Trying to conceive
Women getting fertility treatments can be reassured that in vitro fertilisation (IVF) does not increase their risk of breast and gynaecological cancers, according to a new study of Israeli women.
"The findings were fairly reassuring. Nothing was significantly elevated," said lead author Louise Brinton, chief of the Hormonal and Reproductive Epidemiology Branch at the National Cancer Institute in Rockville, Maryland.
Still, she added, "We should continue to monitor these women."
IVF treatments can involve ovulation-stimulating drugs or ovary puncturing to collect eggs - procedures that researchers have suspected may increase women's risk of cancer.
Indeed, previous studies linked IVF early in life to heightened risks of breast cancer and borderline ovarian tumours.
But other studies found little connection between fertility treatments and cancer.
The association has been difficult to untangle, experts said, in part because it's hard to know whether unmeasured factors not related to IVF itself may affect the risk of cancer in women who have trouble conceiving.
And so far, there haven't been a lot of women who developed cancer after fertility treatment included in studies.
"We all want answers, but it's a very difficult exposure to study, particularly when we don't have the numbers we would really like," Brinton told Reuters Health.
To boost those study figures, she and her colleagues examined the medical records of 67,608 women who underwent IVF treatments between 1994 and 2011 and 19,795 women who sought treatment but never received IVF.

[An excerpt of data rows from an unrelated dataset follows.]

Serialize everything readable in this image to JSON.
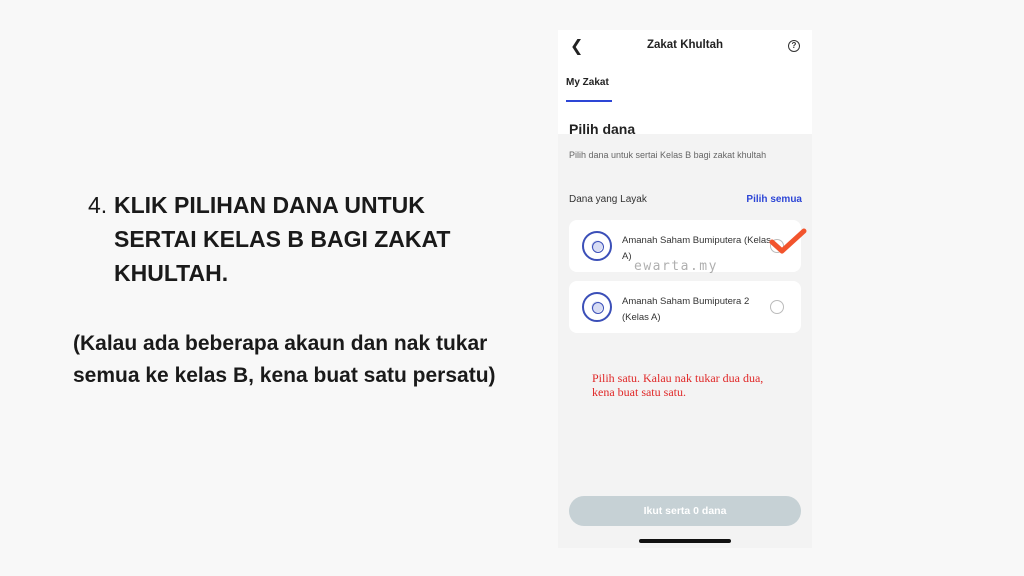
{
  "instruction": {
    "number": "4.",
    "text": "KLIK PILIHAN DANA UNTUK SERTAI KELAS B BAGI ZAKAT KHULTAH.",
    "note": "(Kalau ada beberapa akaun dan nak tukar semua ke kelas B, kena buat satu persatu)"
  },
  "app": {
    "title": "Zakat Khultah",
    "back_icon": "chevron-left-icon",
    "help_icon": "question-circle-icon",
    "help_glyph": "?",
    "tab_label": "My Zakat",
    "accent_color": "#2d46d6",
    "section_title": "Pilih dana",
    "section_desc": "Pilih dana untuk sertai Kelas B bagi zakat khultah",
    "list_label": "Dana yang Layak",
    "select_all": "Pilih semua",
    "funds": [
      {
        "name": "Amanah Saham Bumiputera (Kelas A)",
        "checked": false
      },
      {
        "name": "Amanah Saham Bumiputera 2 (Kelas A)",
        "checked": false
      }
    ],
    "watermark": "ewarta.my",
    "annotation": "Pilih satu. Kalau nak tukar dua dua, kena buat satu satu.",
    "annotation_color": "#e02828",
    "join_button": "Ikut serta 0 dana"
  }
}
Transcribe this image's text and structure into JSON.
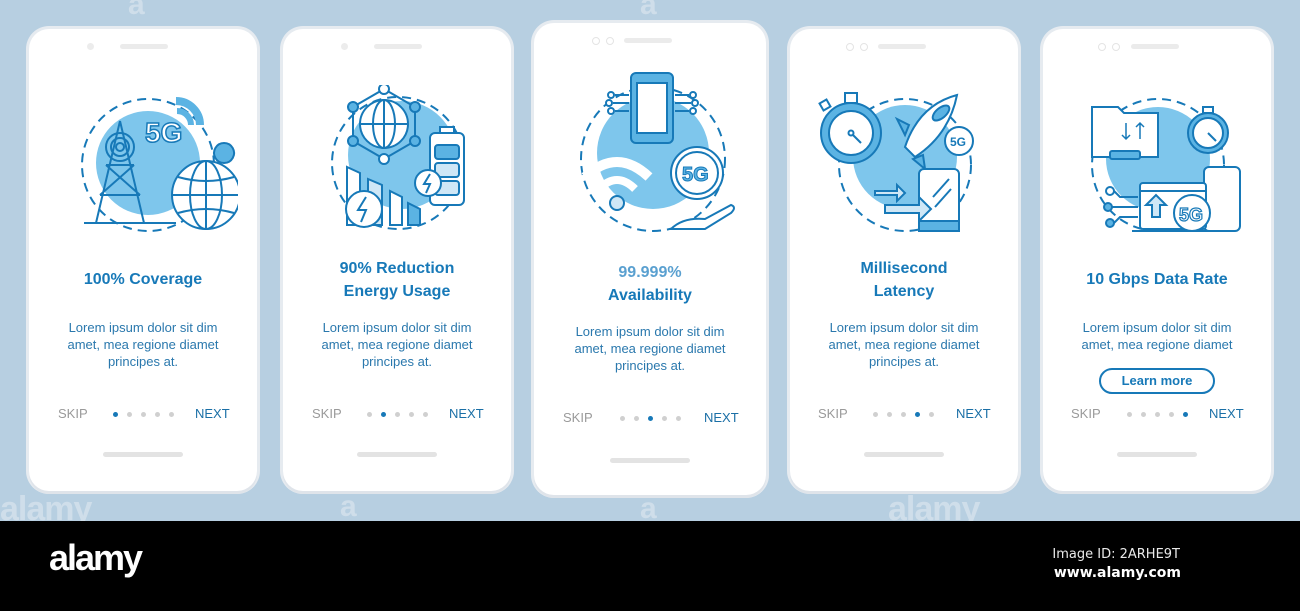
{
  "screens": [
    {
      "title_lines": [
        "100% Coverage"
      ],
      "body": "Lorem ipsum dolor sit dim amet, mea regione diamet principes at.",
      "skip": "SKIP",
      "next": "NEXT",
      "active_dot": 0,
      "illustration": "5g-tower-globe-icon"
    },
    {
      "title_lines": [
        "90% Reduction",
        "Energy Usage"
      ],
      "body": "Lorem ipsum dolor sit dim amet, mea regione diamet principes at.",
      "skip": "SKIP",
      "next": "NEXT",
      "active_dot": 1,
      "illustration": "energy-battery-globe-icon"
    },
    {
      "title_lines": [
        "99.999%",
        "Availability"
      ],
      "body": "Lorem ipsum dolor sit dim amet, mea regione diamet principes at.",
      "skip": "SKIP",
      "next": "NEXT",
      "active_dot": 2,
      "illustration": "smartphone-wifi-5g-hand-icon"
    },
    {
      "title_lines": [
        "Millisecond",
        "Latency"
      ],
      "body": "Lorem ipsum dolor sit dim amet, mea regione diamet principes at.",
      "skip": "SKIP",
      "next": "NEXT",
      "active_dot": 3,
      "illustration": "stopwatch-rocket-phone-icon"
    },
    {
      "title_lines": [
        "10 Gbps Data Rate"
      ],
      "body": "Lorem ipsum dolor sit dim amet, mea regione diamet",
      "skip": "SKIP",
      "next": "NEXT",
      "active_dot": 4,
      "learn_more": "Learn more",
      "illustration": "folder-stopwatch-laptop-5g-icon"
    }
  ],
  "dot_count": 5,
  "icon_text": {
    "five_g": "5G"
  },
  "watermark": {
    "word": "alamy",
    "letter": "a"
  },
  "banner": {
    "logo": "alamy",
    "image_id": "Image ID: 2ARHE9T",
    "site": "www.alamy.com"
  },
  "colors": {
    "accent": "#1779b8",
    "light_blue": "#7ec6ec",
    "background": "#b7cfe1"
  }
}
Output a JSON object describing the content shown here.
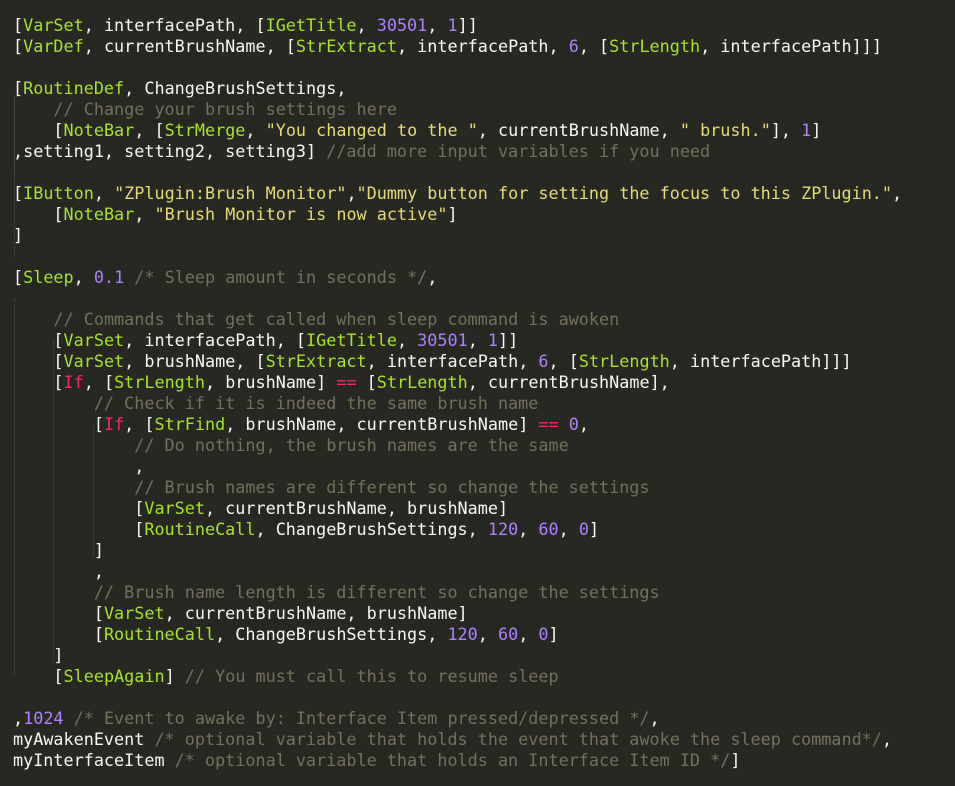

The researchers linked those women's files to a national cancer registry and found 1509 of them had been diagnosed with cancer through mid-2011.
There was no difference in women's chances of being diagnosed with breast or endometrial cancer based on whether they were treated with IVF.
The researchers did find a woman's risk of ovarian cancer slightly increased the more rounds of treatment she received, they wrote in the journal Fertility and Sterility. But that finding could have been due to chance.
Brinton said her study was too small to conclusively link IVF and ovarian cancer - and that it remained very rare, with 45 cases in the entire study.
A similar association was found in a study headed by Dr Bengt Källén, director of the Tornblad Institute at Lund University, Sweden . Källén, who was not involved in the current research, said any increased ovarian cancer risk might be due to the dysfunctional ovaries themselves.
"Infertile women have a primary problem with their ovaries and IVF has nothing to do with it," Källén told Reuters Health. "It's a rather difficult thing to disentangle if there is an effect from the hormones or from the IVF procedure."
Dr Sherman Silber of the Infertility Center of St Louis warned these types of studies have several biases that could make the results difficult to interpret.
For example, women undergoing IVF are watched extra closely, which would likely increase the chance that ovarian cancers are detected, said Silber, who also was not involved in the new study.
"You have to be extraordinarily cautious about this kind of a study," Silber told Reuters Health. "If anything, it's reassuring. One doesn't see any real increase in cancer."
Researchers said future studies would require larger groups of IVF-treated women to tease out potential long-term risks.
"What is surprising all of us who are working in this area is how almost every study gets a different answer," Brinton said. "There's a need for monitoring, but we also shouldn't get too alarmed at this early stage."